Mais je laisse sciemment caché, bien au fond de mon cœur, quelque chose que je n'ose exprimer de peur d'abîmer, de salir un amour resté intact et qui m'a accompagné tout le long de ma vie.
Intrigues et luttes.
J'ai vécu dans un tourbillon d'intrigues, de luttes dans lesquelles le cœur, le cerveau et la chair se trouvent emmêlés avec les désirs, les aspirations, les joies, les douleurs, les illusions et les déceptions. Dans ce tourbillon noir, cependant, une lumière bleue et blanche n'a jamais cessé de briller pour moi ; sa douceur, comme un baume, venait calmer mes ardeurs trop fougueuses, apaiser mes douleurs, me redonner confiance après les désillusions.
Une femme jeune et jolie. Une femme vieille et belle... - et c'est la même - qui, à travers les années, comme la madone protège son enfant, le relevant après chaque chute ou rechute, sachant le soigner, le dorloter, sachant lui dire les jolis mensonges :
"Mais non, tu n'es pas tombé, ce n'est rien, tu n'as aucun bobo, va..."
Et votre muse ?
J'ai demandé à certains de mes confrères ce qu'ils pensaient des muses. D'une muse, ils en avaient besoin comme d'une manne pour vivre, ils la plaçaient dans leur esprit très haut, la voyaient avec une auréole autour d'un beau visage. Elle leur apportait l'inspiration, ils vivaient grâce à elle dans la joie, la plaçaient sur un piédestal et la contemplaient sans cesse; malheureusement, à force de la monter si haut, elle regardait de toute sa hauteur et disparaissait à leurs yeux dans les nuages... ne redescendant que pour porter à un autre le philtre de son pouvoir magique.
La chanson d'un ami.
Un de mes grands amis, un poète que vous connaissez : Albert Willemetz, m'a montré hier une chanson, une chanson d'amour. (Comment peut-on encore écrire quelque chose de nouveau sur ce sujet ?) Elle dit, cette chanson :
On a le droit de tout faire, excepté de la peine,
On a le droit de tout faire, excepté du chagrin.

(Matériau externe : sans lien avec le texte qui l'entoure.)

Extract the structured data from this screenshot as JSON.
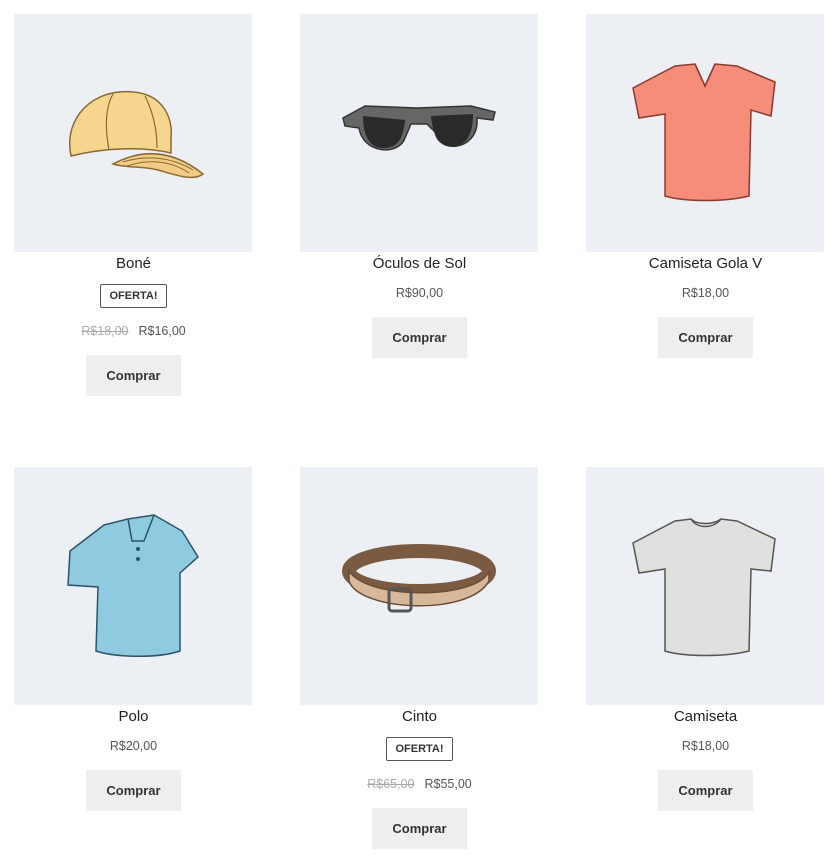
{
  "products": [
    {
      "name": "Boné",
      "badge": "OFERTA!",
      "old_price": "R$18,00",
      "price": "R$16,00",
      "button": "Comprar"
    },
    {
      "name": "Óculos de Sol",
      "price": "R$90,00",
      "button": "Comprar"
    },
    {
      "name": "Camiseta Gola V",
      "price": "R$18,00",
      "button": "Comprar"
    },
    {
      "name": "Polo",
      "price": "R$20,00",
      "button": "Comprar"
    },
    {
      "name": "Cinto",
      "badge": "OFERTA!",
      "old_price": "R$65,00",
      "price": "R$55,00",
      "button": "Comprar"
    },
    {
      "name": "Camiseta",
      "price": "R$18,00",
      "button": "Comprar"
    }
  ]
}
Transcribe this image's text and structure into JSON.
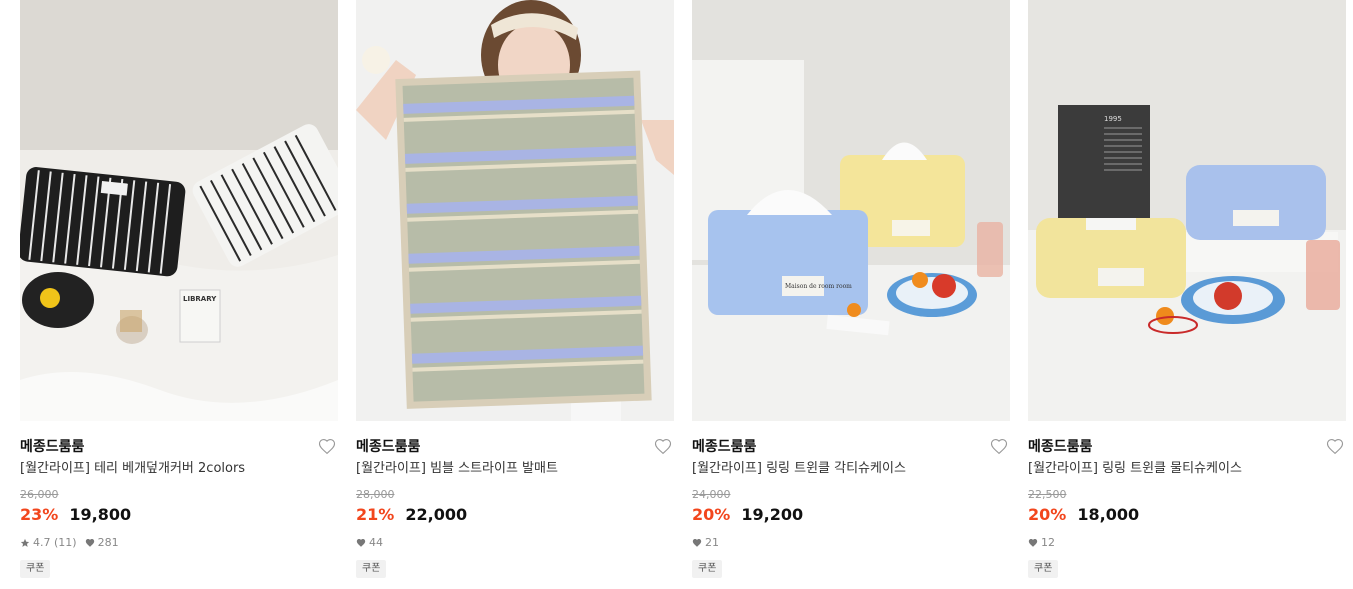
{
  "products": [
    {
      "brand": "메종드룸룸",
      "title": "[월간라이프] 테리 베개덮개커버 2colors",
      "original_price": "26,000",
      "discount": "23%",
      "price": "19,800",
      "rating": "4.7 (11)",
      "likes": "281",
      "coupon": "쿠폰",
      "photo_text": "LIBRARY",
      "has_rating": true
    },
    {
      "brand": "메종드룸룸",
      "title": "[월간라이프] 빔블 스트라이프 발매트",
      "original_price": "28,000",
      "discount": "21%",
      "price": "22,000",
      "rating": "",
      "likes": "44",
      "coupon": "쿠폰",
      "photo_text": "",
      "has_rating": false
    },
    {
      "brand": "메종드룸룸",
      "title": "[월간라이프] 링링 트윈클 각티슈케이스",
      "original_price": "24,000",
      "discount": "20%",
      "price": "19,200",
      "rating": "",
      "likes": "21",
      "coupon": "쿠폰",
      "photo_text": "Maison de room room",
      "has_rating": false
    },
    {
      "brand": "메종드룸룸",
      "title": "[월간라이프] 링링 트윈클 물티슈케이스",
      "original_price": "22,500",
      "discount": "20%",
      "price": "18,000",
      "rating": "",
      "likes": "12",
      "coupon": "쿠폰",
      "photo_text": "1995",
      "has_rating": false
    }
  ],
  "colors": {
    "discount": "#f2461d",
    "strike": "#999999",
    "coupon_bg": "#f1f1f1"
  }
}
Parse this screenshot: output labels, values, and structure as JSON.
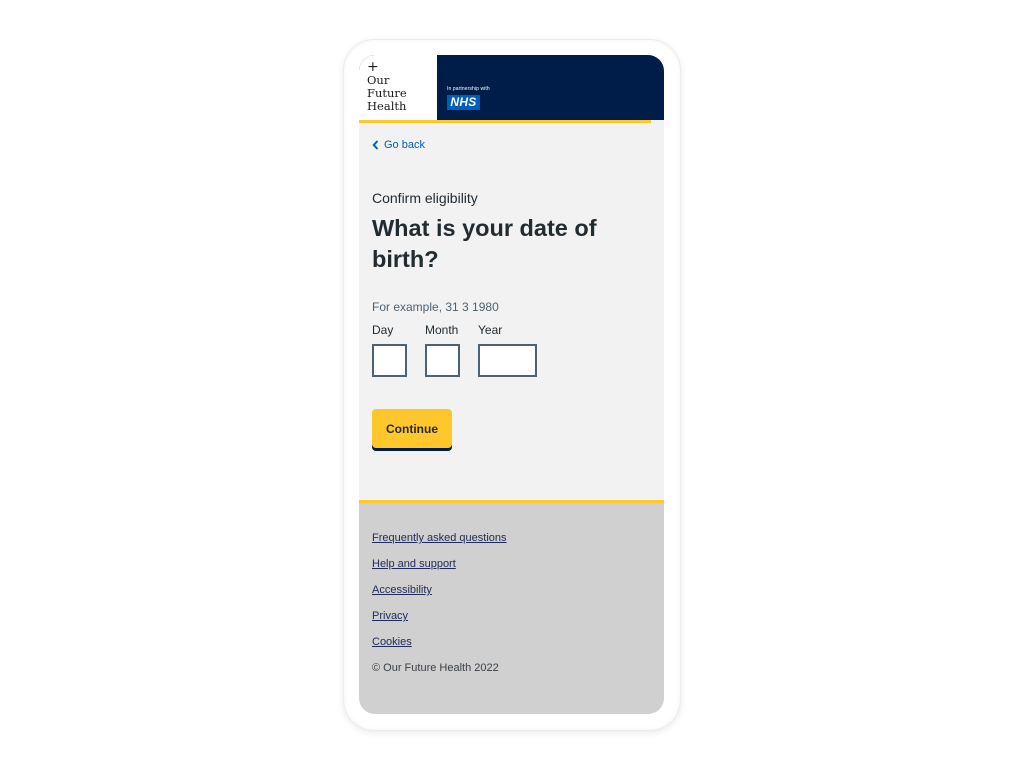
{
  "header": {
    "logo": {
      "symbol": "+",
      "lines": [
        "Our",
        "Future",
        "Health"
      ]
    },
    "partner_text": "In partnership with",
    "partner_logo": "NHS",
    "colors": {
      "navy": "#001c48",
      "accent": "#ffc72c",
      "nhs_blue": "#005eb8"
    }
  },
  "nav": {
    "back_label": "Go back",
    "back_icon": "chevron-left-icon"
  },
  "form": {
    "caption": "Confirm eligibility",
    "heading": "What is your date of birth?",
    "hint": "For example, 31 3 1980",
    "fields": [
      {
        "label": "Day",
        "value": ""
      },
      {
        "label": "Month",
        "value": ""
      },
      {
        "label": "Year",
        "value": ""
      }
    ],
    "submit_label": "Continue"
  },
  "footer": {
    "links": [
      "Frequently asked questions",
      "Help and support",
      "Accessibility",
      "Privacy",
      "Cookies"
    ],
    "copyright": "© Our Future Health 2022"
  }
}
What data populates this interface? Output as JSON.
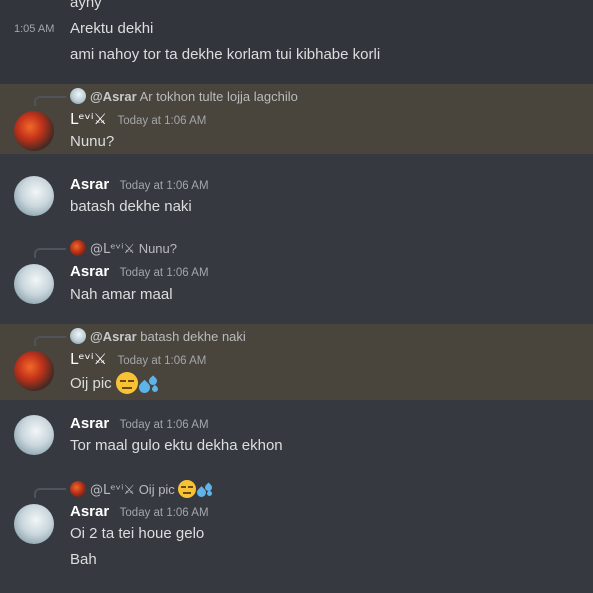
{
  "messages": {
    "top_partial": {
      "text": "ayhy"
    },
    "group0": {
      "timestamp": "1:05 AM",
      "line1": "Arektu dekhi",
      "line2": "ami nahoy tor ta dekhe korlam tui kibhabe korli"
    },
    "m1": {
      "reply_author": "@Asrar",
      "reply_text": "Ar tokhon tulte lojja lagchilo",
      "author": "Lᵉᵛⁱ⚔",
      "time": "Today at 1:06 AM",
      "text": "Nunu?"
    },
    "m2": {
      "author": "Asrar",
      "time": "Today at 1:06 AM",
      "text": "batash dekhe naki"
    },
    "m3": {
      "reply_author": "@Lᵉᵛⁱ⚔",
      "reply_text": "Nunu?",
      "author": "Asrar",
      "time": "Today at 1:06 AM",
      "text": "Nah amar maal"
    },
    "m4": {
      "reply_author": "@Asrar",
      "reply_text": "batash dekhe naki",
      "author": "Lᵉᵛⁱ⚔",
      "time": "Today at 1:06 AM",
      "text": "Oij pic"
    },
    "m5": {
      "author": "Asrar",
      "time": "Today at 1:06 AM",
      "text": "Tor maal gulo ektu dekha ekhon"
    },
    "m6": {
      "reply_author": "@Lᵉᵛⁱ⚔",
      "reply_text": "Oij pic",
      "author": "Asrar",
      "time": "Today at 1:06 AM",
      "line1": "Oi 2 ta tei houe gelo",
      "line2": "Bah"
    }
  },
  "icons": {
    "expressionless": "expressionless-face-emoji",
    "sweat": "sweat-droplets-emoji"
  },
  "colors": {
    "background": "#36393f",
    "mention_highlight": "#49443c",
    "text": "#dcddde",
    "author": "#ffffff",
    "timestamp": "#a3a6aa"
  }
}
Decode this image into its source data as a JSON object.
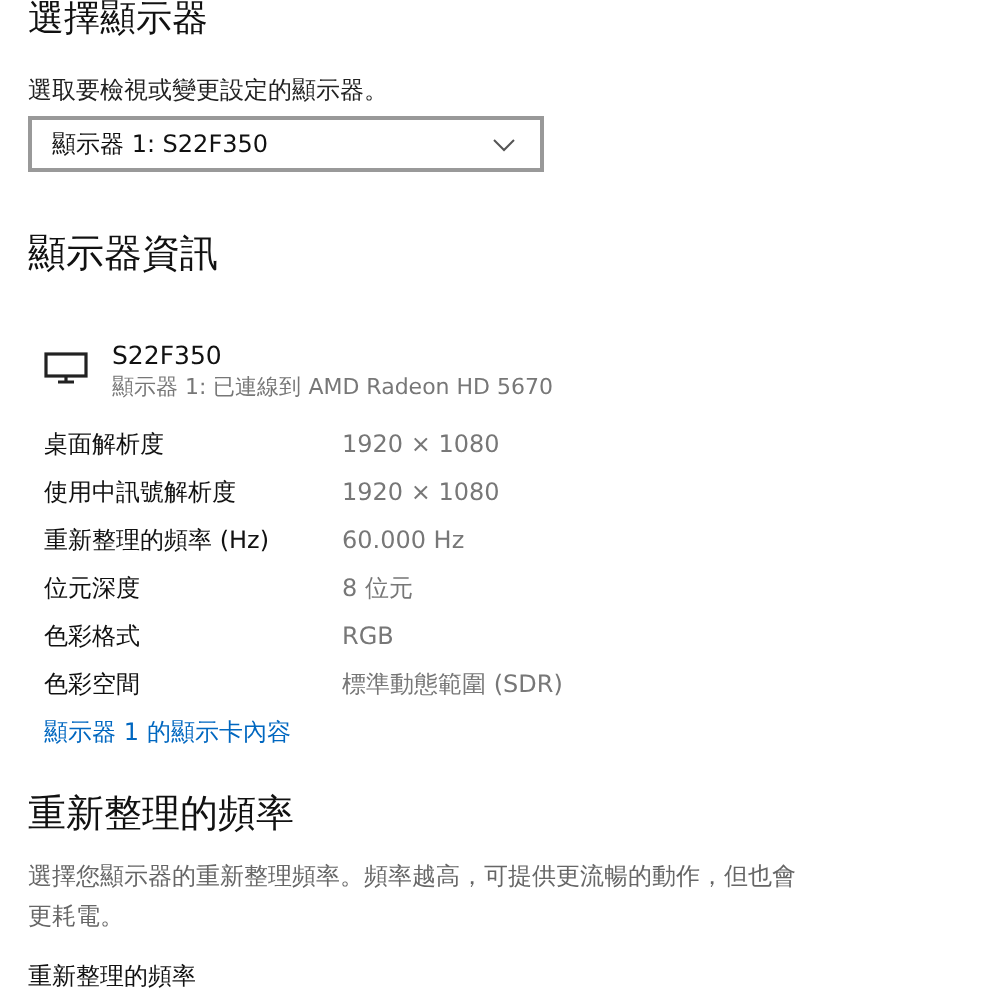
{
  "select_display": {
    "heading": "選擇顯示器",
    "description": "選取要檢視或變更設定的顯示器。",
    "dropdown": {
      "value": "顯示器 1: S22F350"
    }
  },
  "display_info": {
    "heading": "顯示器資訊",
    "monitor": {
      "name": "S22F350",
      "connection": "顯示器 1: 已連線到 AMD Radeon HD 5670"
    },
    "rows": [
      {
        "label": "桌面解析度",
        "value": "1920 × 1080"
      },
      {
        "label": "使用中訊號解析度",
        "value": "1920 × 1080"
      },
      {
        "label": "重新整理的頻率 (Hz)",
        "value": "60.000 Hz"
      },
      {
        "label": "位元深度",
        "value": "8 位元"
      },
      {
        "label": "色彩格式",
        "value": "RGB"
      },
      {
        "label": "色彩空間",
        "value": "標準動態範圍 (SDR)"
      }
    ],
    "link": "顯示器 1 的顯示卡內容"
  },
  "refresh_rate": {
    "heading": "重新整理的頻率",
    "description": "選擇您顯示器的重新整理頻率。頻率越高，可提供更流暢的動作，但也會更耗電。",
    "field_label": "重新整理的頻率"
  }
}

Comme elle a raison, et lorsque, le soir, rentrant quelquefois très tard, je trouve ma bonne vieille, chagrinée, inquiète et un peu en colère me faisant des reproches, au lieu de lui dire :
- Tu m'ennuies, je viens de travailler. Je prends sa bonne tête dans mes mains et lui murmure doucement :
- Non, non ! Ma bonne vieille. Non ! Ne sois pas en colère, tu sais bien que pour moi il n'y a que toi au monde, tu as les plus beaux yeux de la terre. Je t'aime comme à vingt ans.
Et, entre deux bons baisers, je lui glisse à l'oreille :
- Il n'y en a pas de plus belle que toi ! Et je le pense.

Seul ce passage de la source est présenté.